Promoters benefited from this, of course, but buyers began to get increasingly frustrated as "fresh" fields grew increasingly filled with merchandise that had already been picked over on previous days. This was annoying, but what really began to drive off the buyers was the increasing number of fields fenced off by promoters so they could charge admission. The admission fees themselves didn't drive off anyone: it was that one now had to wait until the designated opening hour before the gates were opened -- allowing dealers set up in the field (and those who had managed to wangle extra passes) to get first crack at all the goodies, leaving little for those not so privileged. The promoters could have profitably dealt with the problem by openly selling early admission passes, but for some reason this was not done.

Such a situation is the kiss of death for a wholesale market, which Brimfield has always been. But perhaps the field owners and event promoters lost sight of this, thinking -- as have many show organizers before them -- that dealers could be neglected in favor of retail buyers (who then never seemed to materialize in sufficient numbers).
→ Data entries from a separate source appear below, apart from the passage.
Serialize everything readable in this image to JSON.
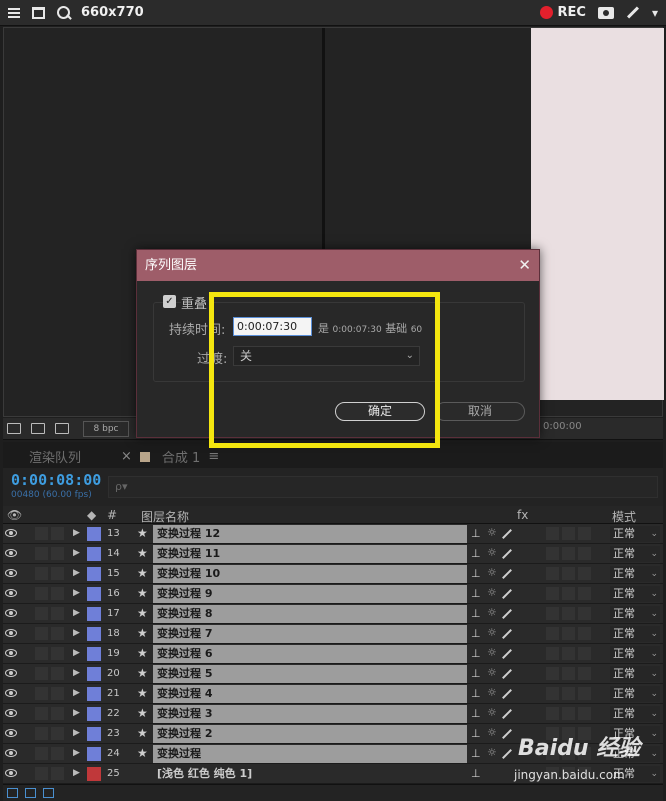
{
  "recorder": {
    "size_label": "660x770",
    "rec_label": "REC"
  },
  "viewer": {
    "bpc_label": "8 bpc",
    "time_label": "0:00:00"
  },
  "panels": {
    "render_queue_tab": "渲染队列",
    "comp_tab": "合成 1"
  },
  "timeline": {
    "timecode": "0:00:08:00",
    "fps": "00480 (60.00 fps)",
    "search_placeholder": "ρ▾",
    "header": {
      "hash": "#",
      "layer_name": "图层名称",
      "mode": "模式",
      "fx": "fx"
    },
    "layers": [
      {
        "num": "13",
        "name": "变换过程 12",
        "mode": "正常",
        "color": "#6f7fd8"
      },
      {
        "num": "14",
        "name": "变换过程 11",
        "mode": "正常",
        "color": "#6f7fd8"
      },
      {
        "num": "15",
        "name": "变换过程 10",
        "mode": "正常",
        "color": "#6f7fd8"
      },
      {
        "num": "16",
        "name": "变换过程 9",
        "mode": "正常",
        "color": "#6f7fd8"
      },
      {
        "num": "17",
        "name": "变换过程 8",
        "mode": "正常",
        "color": "#6f7fd8"
      },
      {
        "num": "18",
        "name": "变换过程 7",
        "mode": "正常",
        "color": "#6f7fd8"
      },
      {
        "num": "19",
        "name": "变换过程 6",
        "mode": "正常",
        "color": "#6f7fd8"
      },
      {
        "num": "20",
        "name": "变换过程 5",
        "mode": "正常",
        "color": "#6f7fd8"
      },
      {
        "num": "21",
        "name": "变换过程 4",
        "mode": "正常",
        "color": "#6f7fd8"
      },
      {
        "num": "22",
        "name": "变换过程 3",
        "mode": "正常",
        "color": "#6f7fd8"
      },
      {
        "num": "23",
        "name": "变换过程 2",
        "mode": "正常",
        "color": "#6f7fd8"
      },
      {
        "num": "24",
        "name": "变换过程",
        "mode": "正常",
        "color": "#6f7fd8"
      },
      {
        "num": "25",
        "name": "[浅色 红色 纯色 1]",
        "mode": "正常",
        "color": "#c0383a"
      }
    ]
  },
  "dialog": {
    "title": "序列图层",
    "overlap_label": "重叠",
    "duration_label": "持续时间:",
    "duration_value": "0:00:07:30",
    "duration_is": "是",
    "duration_is_value": "0:00:07:30",
    "duration_base": "基础",
    "duration_base_value": "60",
    "transition_label": "过渡:",
    "transition_value": "关",
    "ok_label": "确定",
    "cancel_label": "取消"
  },
  "watermark": {
    "brand": "Baidu 经验",
    "url": "jingyan.baidu.com"
  },
  "colors": {
    "dialog_title_bg": "#9e5d69",
    "highlight": "#f4e60f",
    "timecode": "#3e9de0"
  }
}
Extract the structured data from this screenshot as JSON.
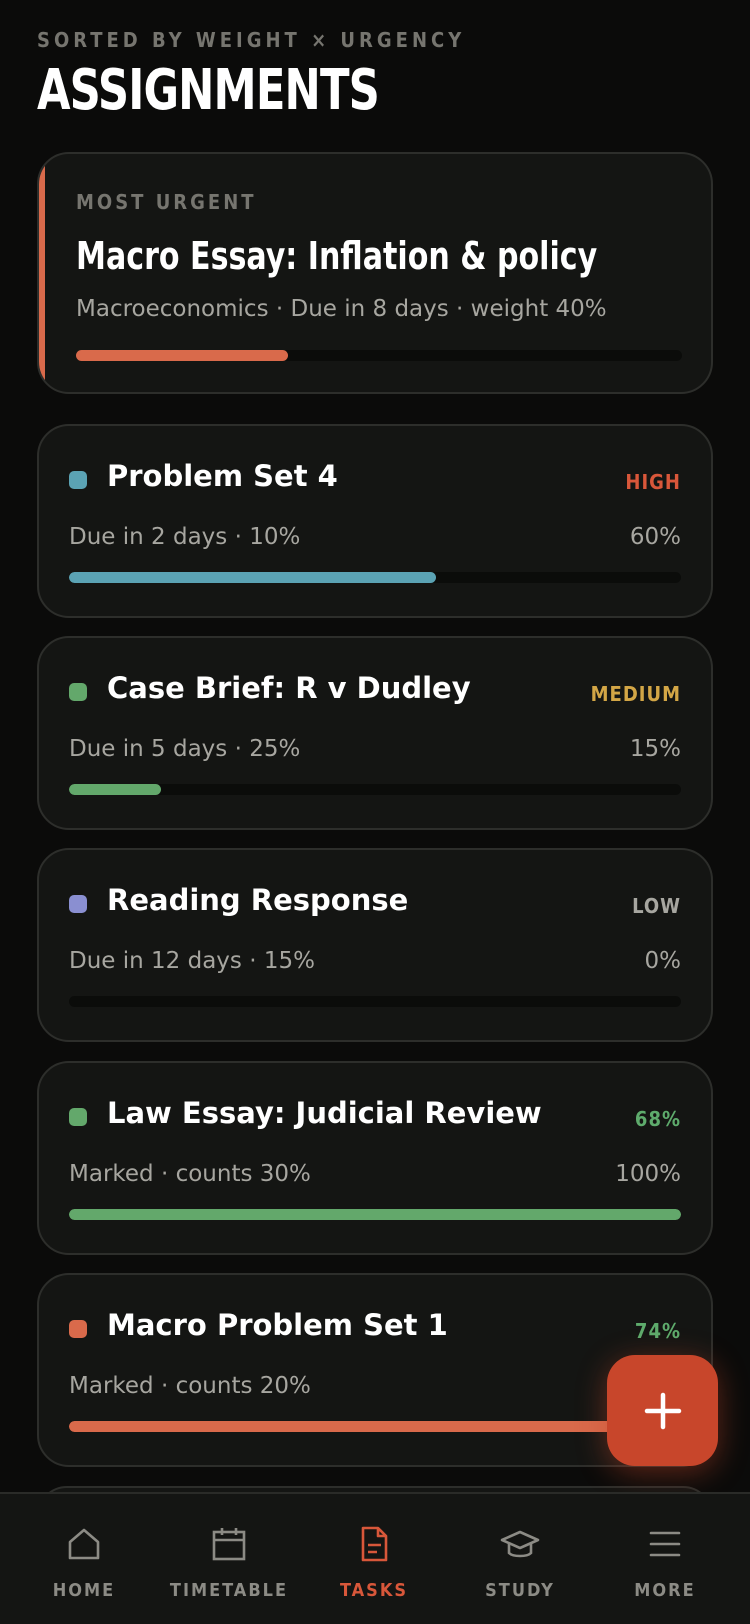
{
  "header": {
    "subtitle": "SORTED BY WEIGHT × URGENCY",
    "title": "ASSIGNMENTS"
  },
  "urgent": {
    "label": "MOST URGENT",
    "title": "Macro Essay: Inflation & policy",
    "meta": "Macroeconomics · Due in 8 days · weight 40%",
    "progress": 0.35,
    "color": "#d96a4b"
  },
  "tasks": [
    {
      "name": "Problem Set 4",
      "tag": "HIGH",
      "tag_color": "#d9573a",
      "meta": "Due in 2 days · 10%",
      "percent": "60%",
      "progress": 0.6,
      "color": "#5ba3b4"
    },
    {
      "name": "Case Brief: R v Dudley",
      "tag": "MEDIUM",
      "tag_color": "#d3a646",
      "meta": "Due in 5 days · 25%",
      "percent": "15%",
      "progress": 0.15,
      "color": "#63a86b"
    },
    {
      "name": "Reading Response",
      "tag": "LOW",
      "tag_color": "#a7a6a0",
      "meta": "Due in 12 days · 15%",
      "percent": "0%",
      "progress": 0.0,
      "color": "#8a8fd1"
    },
    {
      "name": "Law Essay: Judicial Review",
      "tag": "68%",
      "tag_color": "#5eab6c",
      "meta": "Marked · counts 30%",
      "percent": "100%",
      "progress": 1.0,
      "color": "#63a86b"
    },
    {
      "name": "Macro Problem Set 1",
      "tag": "74%",
      "tag_color": "#5eab6c",
      "meta": "Marked · counts 20%",
      "percent": "",
      "progress": 1.0,
      "color": "#d96a4b"
    }
  ],
  "fab": {
    "icon": "plus-icon"
  },
  "nav": {
    "items": [
      {
        "label": "HOME",
        "icon": "home-icon",
        "active": false
      },
      {
        "label": "TIMETABLE",
        "icon": "calendar-icon",
        "active": false
      },
      {
        "label": "TASKS",
        "icon": "document-icon",
        "active": true
      },
      {
        "label": "STUDY",
        "icon": "graduation-cap-icon",
        "active": false
      },
      {
        "label": "MORE",
        "icon": "menu-icon",
        "active": false
      }
    ]
  }
}
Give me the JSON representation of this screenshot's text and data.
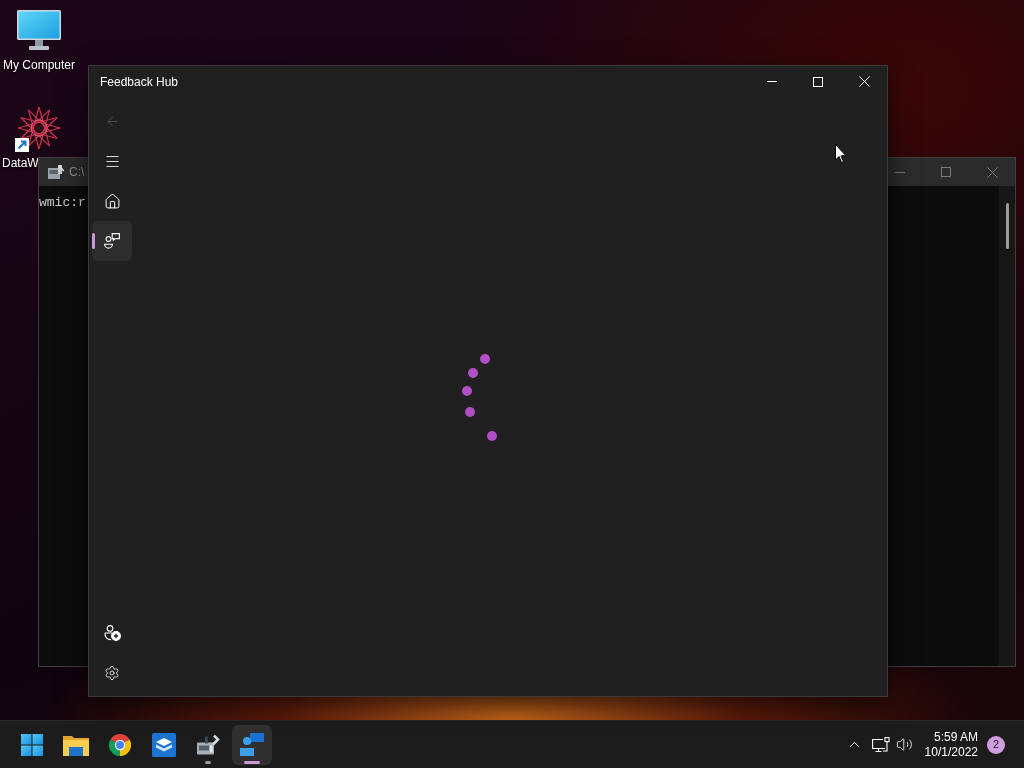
{
  "desktop_icons": [
    {
      "label": "My Computer"
    },
    {
      "label": "DataW"
    }
  ],
  "console_window": {
    "title": "C:\\",
    "text": "wmic:r"
  },
  "window": {
    "title": "Feedback Hub",
    "back": {
      "disabled": true
    },
    "nav_items": [
      {
        "selected": false
      },
      {
        "selected": true
      }
    ]
  },
  "taskbar": {
    "apps": [
      {
        "running": false,
        "selected": false
      },
      {
        "running": false,
        "selected": false
      },
      {
        "running": false,
        "selected": false
      },
      {
        "running": false,
        "selected": false
      },
      {
        "running": true,
        "selected": false
      },
      {
        "running": true,
        "selected": true
      }
    ],
    "clock": {
      "time": "5:59 AM",
      "date": "10/1/2022"
    },
    "notifications": "2"
  }
}
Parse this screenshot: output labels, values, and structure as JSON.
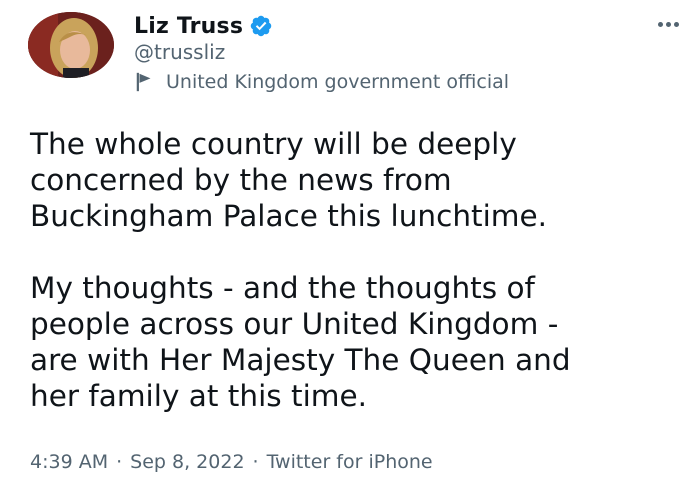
{
  "author": {
    "display_name": "Liz Truss",
    "handle": "@trussliz",
    "verified": true,
    "affiliation": "United Kingdom government official",
    "avatar_icon": "profile-photo"
  },
  "tweet": {
    "paragraphs": [
      [
        "The whole country will be deeply",
        "concerned by the news from",
        "Buckingham Palace this lunchtime."
      ],
      [
        "My thoughts - and the thoughts of",
        "people across our United Kingdom -",
        "are with Her Majesty The Queen and",
        "her family at this time."
      ]
    ]
  },
  "meta": {
    "time": "4:39 AM",
    "separator": "·",
    "date": "Sep 8, 2022",
    "source": "Twitter for iPhone"
  },
  "colors": {
    "verified_blue": "#1d9bf0",
    "text_primary": "#0f1419",
    "text_secondary": "#536471"
  },
  "icons": {
    "verified": "verified-badge-icon",
    "affiliation": "flag-icon",
    "more": "more-horizontal-icon"
  }
}
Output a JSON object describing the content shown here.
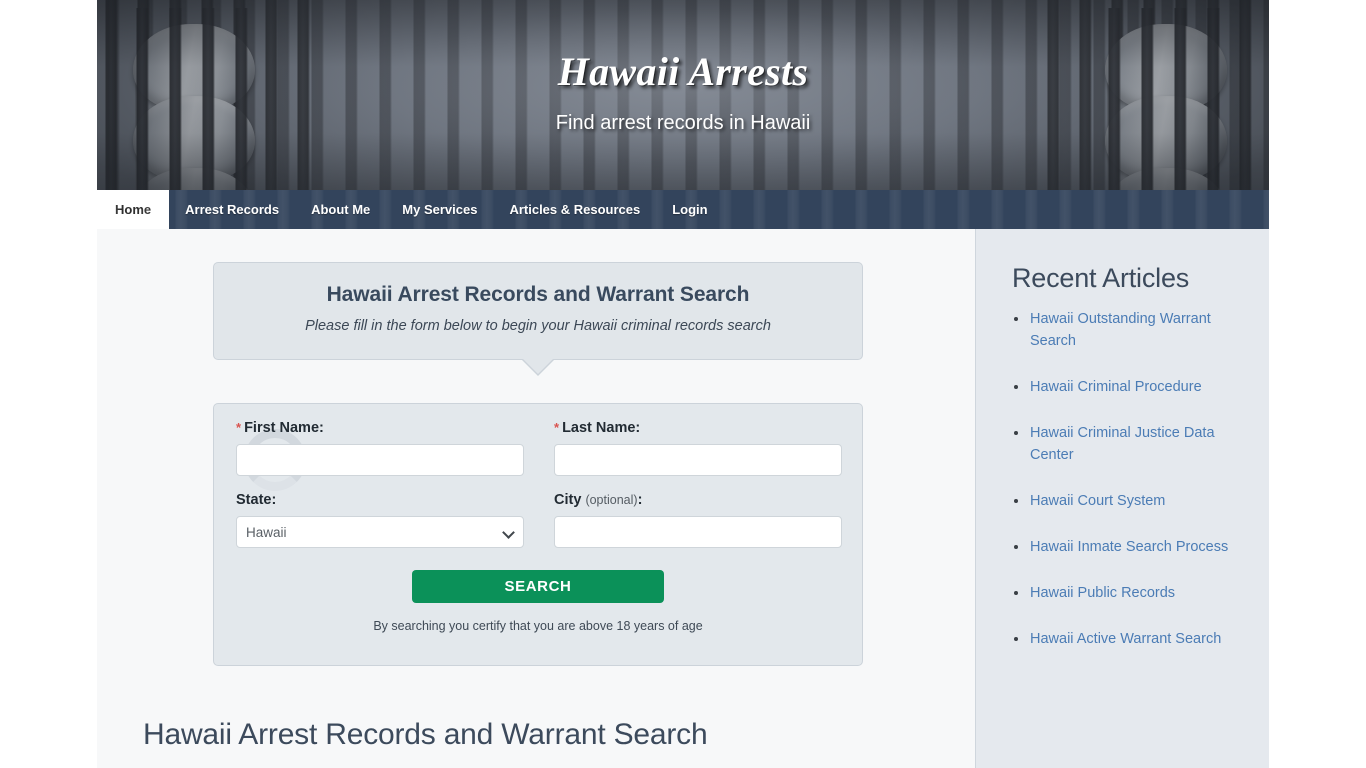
{
  "header": {
    "title": "Hawaii Arrests",
    "tagline": "Find arrest records in Hawaii"
  },
  "nav": {
    "items": [
      {
        "label": "Home",
        "active": true
      },
      {
        "label": "Arrest Records",
        "active": false
      },
      {
        "label": "About Me",
        "active": false
      },
      {
        "label": "My Services",
        "active": false
      },
      {
        "label": "Articles & Resources",
        "active": false
      },
      {
        "label": "Login",
        "active": false
      }
    ]
  },
  "callout": {
    "title": "Hawaii Arrest Records and Warrant Search",
    "subtitle": "Please fill in the form below to begin your Hawaii criminal records search"
  },
  "form": {
    "first_name": {
      "label": "First Name:",
      "required_marker": "*",
      "value": "",
      "placeholder": ""
    },
    "last_name": {
      "label": "Last Name:",
      "required_marker": "*",
      "value": "",
      "placeholder": ""
    },
    "state": {
      "label": "State:",
      "selected": "Hawaii",
      "options": [
        "Hawaii"
      ]
    },
    "city": {
      "label": "City",
      "optional_note": "(optional)",
      "colon": ":",
      "value": "",
      "placeholder": ""
    },
    "search_button": "SEARCH",
    "disclaimer": "By searching you certify that you are above 18 years of age"
  },
  "main": {
    "page_heading": "Hawaii Arrest Records and Warrant Search"
  },
  "sidebar": {
    "title": "Recent Articles",
    "articles": [
      "Hawaii Outstanding Warrant Search",
      "Hawaii Criminal Procedure",
      "Hawaii Criminal Justice Data Center",
      "Hawaii Court System",
      "Hawaii Inmate Search Process",
      "Hawaii Public Records",
      "Hawaii Active Warrant Search"
    ]
  },
  "colors": {
    "nav_bg": "#33445c",
    "panel_bg": "#e3e8ec",
    "sidebar_bg": "#e5e9ee",
    "link": "#4b7cb5",
    "search_button": "#0b9159",
    "heading": "#3c4a5c",
    "required": "#d9534f"
  }
}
In any event, many serious buyers soon got tired of watching through the chain link fencing while others cleaned out the fields they were waiting to get into. Nearly ten years ago I stopped bothering with fields I couldn't get into early, paying the usual under-the-table price of $50 for a spare pass. And that $50 was pennies on the dollar in terms of what it allowed me to buy in the hour or so before opening, an hour that guaranteed my competitors would be left nearly empty-handed.

Nonetheless, more often than not I could not snag a pass, so the incentive to keep shopping hard steadily faded. There were a couple of fields that were run differently, however. The exact details varied, but the basic idea was the same: until opening time, no one was allowed to set up, buy, or sell, so that all buyers were given the same chance at the merchandise. Those fields continued to be a big draw, even as many of the other newly-fenced fields' allure was fading. Yet one couldn't get beyond the fact that none of the fair-shot fields opened on Tuesday, the first day; so that while one did get an equal chance there, there too one was increasingly confronted by dealers who had already set up in another field the day before, and sometimes in yet another field the day before that.

All this happened before eBay's market penetration hit the tipping point, which for most smaller items came around 1998-1999. Brimfield's problems insured that it would be unable to offer even the slightest challenge to the migration of wholesale trade online, but the end result was probably inevitable no matter what the show promoters had done. Brimfield still draws big crowds, and money is still being made. Furniture, along with other items that are inconvenient to ship and more easily evaluated in person, remains a staple there, and good deals still turn up -- albeit vastly fewer. But overall, for someone like me, specializing in smaller items, the situation is grim. Piles of reproductions, imports, and "craft" goods, tables full of eBay rejects, display cases loaded with ordinary items offered at full retail -- no wonder that of the many colleagues from years past, virtually all have abandoned Brimfield entirely, even though they are all still in the business, and as active as ever.

Is the general public aware of this? I rather doubt it. It's a similar situation in London, where the venerable Portobello market is moribund as a working antiques venue, yet is now one of the top dozen tourist attractions in the UK.

FOLLOWUP: I ran into one of the veteran local dealers a few weeks after this post, and asked him if he had gone to Brimfield (noting that not so many years back, such a question would have been of the bear-in-the-woods variety). He said he had gone for three days, had looked at everything thoroughly, and had bought nothing but lunch.